Samsun (Yun.: Σαμψούντα) Türkiye’nin Karadeniz kıyısında, merkezi konumda bir kenttir. 20. yüzyılın başlarında kentteki ve çevre yerleşim yerlerindeki Rumlar, ilki 1916/17, ikincisi 1921’de olmak üzere iki kez tehcire uğratılmışlardır. Bu dönemde kentte ve civarında yaşayan Rumların sayısı yaklaşık 80,000 idi ve toplam nüfusun yaklaşık %65’ini buluyorlardı.(1)
Doğu Trakya’da ve Anadolu’nun batı kıyılarındaki bölgelerdeki Rumları 1916’da tehcir etmiş bulunan İ.T.K. (İttihad ve Terakki Komitesi) artık Karadeniz kıyılarında cemaatler halinde yaşayan Rumlara dikmişti gözünü. Bu tehcirler askerî zaruret bahanesiyle yapılıyordu, fakat ölümcül sonuçlar doğuruyordu ve mülklerin yakılıp yıkılması ve yağmalanması söz konusuydu.
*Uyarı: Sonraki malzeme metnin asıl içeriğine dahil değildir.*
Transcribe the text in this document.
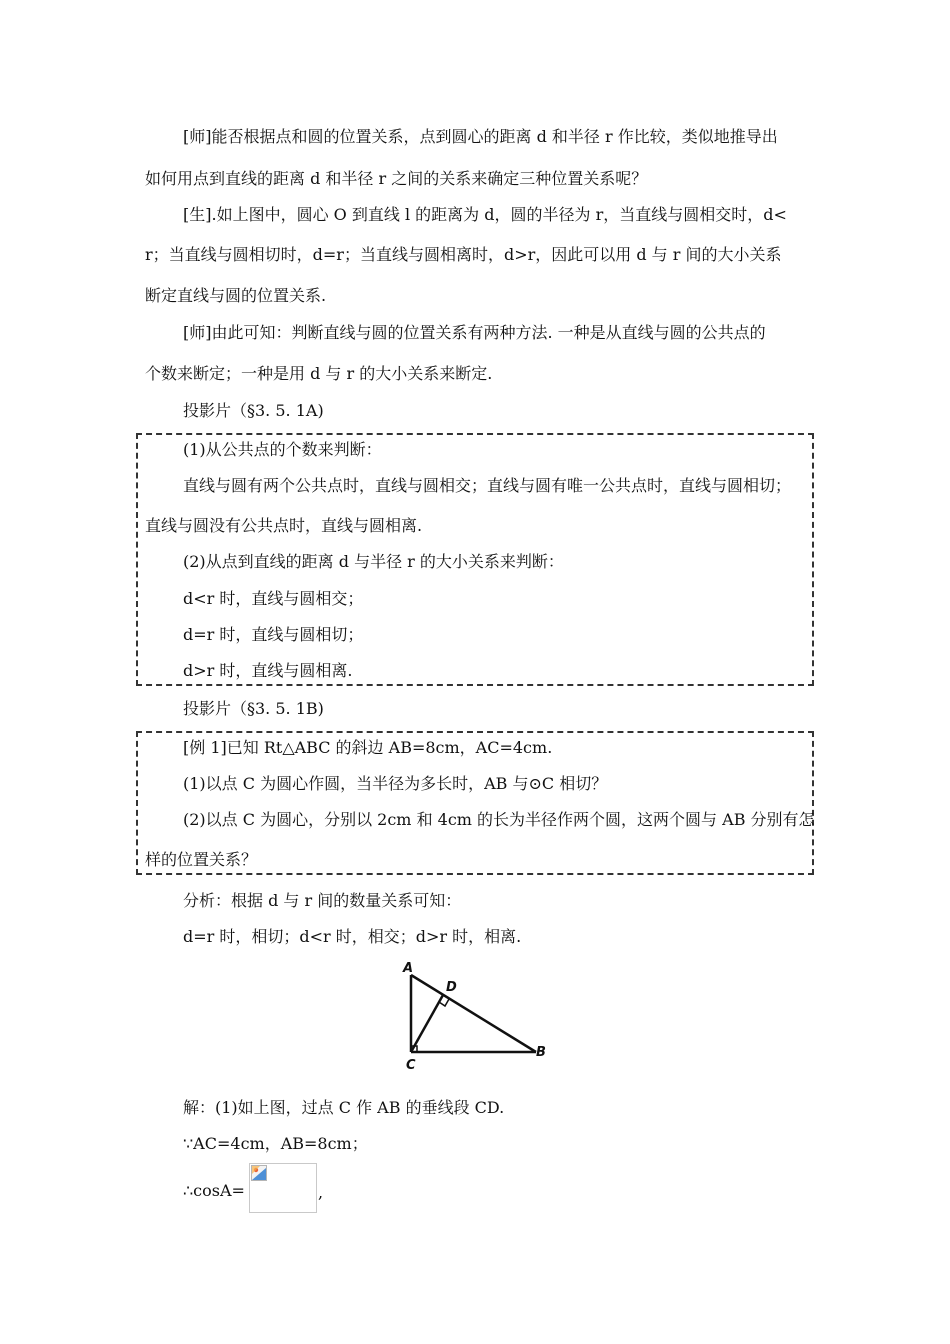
[师]能否根据点和圆的位置关系，点到圆心的距离 d 和半径 r 作比较，类似地推导出
如何用点到直线的距离 d 和半径 r 之间的关系来确定三种位置关系呢？
[生].如上图中，圆心 O 到直线 l 的距离为 d，圆的半径为 r，当直线与圆相交时，d<
r；当直线与圆相切时，d=r；当直线与圆相离时，d>r，因此可以用 d 与 r 间的大小关系
断定直线与圆的位置关系.
[师]由此可知：判断直线与圆的位置关系有两种方法. 一种是从直线与圆的公共点的
个数来断定；一种是用 d 与 r 的大小关系来断定.
投影片（§3. 5. 1A)
(1)从公共点的个数来判断：
直线与圆有两个公共点时，直线与圆相交；直线与圆有唯一公共点时，直线与圆相切；
直线与圆没有公共点时，直线与圆相离.
(2)从点到直线的距离 d 与半径 r 的大小关系来判断：
d<r 时，直线与圆相交；
d=r 时，直线与圆相切；
d>r 时，直线与圆相离.
投影片（§3. 5. 1B)
[例 1]已知 Rt△ABC 的斜边 AB=8cm，AC=4cm.
(1)以点 C 为圆心作圆，当半径为多长时，AB 与⊙C 相切？
(2)以点 C 为圆心，分别以 2cm 和 4cm 的长为半径作两个圆，这两个圆与 AB 分别有怎
样的位置关系？
分析：根据 d 与 r 间的数量关系可知：
d=r 时，相切；d<r 时，相交；d>r 时，相离.
A
D
C
B
解：(1)如上图，过点 C 作 AB 的垂线段 CD.
∵AC=4cm，AB=8cm；
∴cosA=	,
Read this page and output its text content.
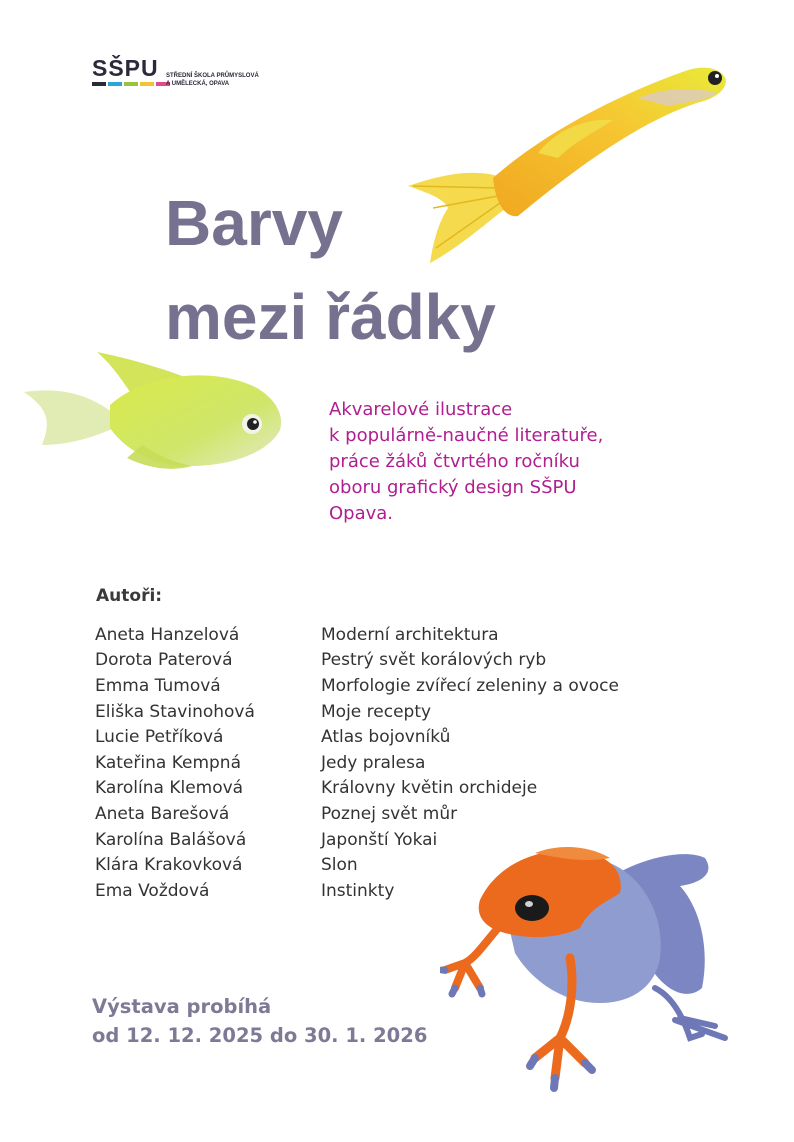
SŠPU	STŘEDNÍ ŠKOLA PRŮMYSLOVÁ
A UMĚLECKÁ, OPAVA
Barvy
mezi řádky

Akvarelové ilustrace
k populárně-naučné literatuře,
práce žáků čtvrtého ročníku
oboru grafický design SŠPU
Opava.

Autoři:
Aneta Hanzelová	Moderní architektura
Dorota Paterová	Pestrý svět korálových ryb
Emma Tumová	Morfologie zvířecí zeleniny a ovoce
Eliška Stavinohová	Moje recepty
Lucie Petříková	Atlas bojovníků
Kateřina Kempná	Jedy pralesa
Karolína Klemová	Královny květin orchideje
Aneta Barešová	Poznej svět můr
Karolína Balášová	Japonští Yokai
Klára Krakovková	Slon
Ema Voždová	Instinkty
Výstava probíhá
od 12. 12. 2025 do 30. 1. 2026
İlk tehcirler 1916’nın sonlarından 1917’nin başlarına kadar sürmüştü. 27 Aralık 1916 tarihinde Konstantiniyye’deki Rum temsilciliğinin bir raporunda Samsun kentinin Türk ordusunca sarıldığı ve insanların kent merkezine gönderildiği yazılıdır. (Kadınlar, erkekler, yeni doğum yapmış kadınlar ve hatta bebekler dahil olmak üzere) insanlar barakalara kapatılmışlardı. Ardından da karla kaplı dağlara sürüldüler. Tehcirlerin ardından evler talan edildi ve eşyalara el konup satıldı. Gidecekleri yer bilinmiyordu ve muhacirler ilk gece (Samsun’a 47 km uzaklıktaki) Kavak’ta gecelediler ilk gece ve orada ölülerini gömdüler. Ardından (Samsun’a 80 km mesafedeki) Sivas sancağına bağlı Kafzan’a [Havza], sonra da (Samsun’a 168 km mesafedeki) Çorum’a götürüldüler.(2)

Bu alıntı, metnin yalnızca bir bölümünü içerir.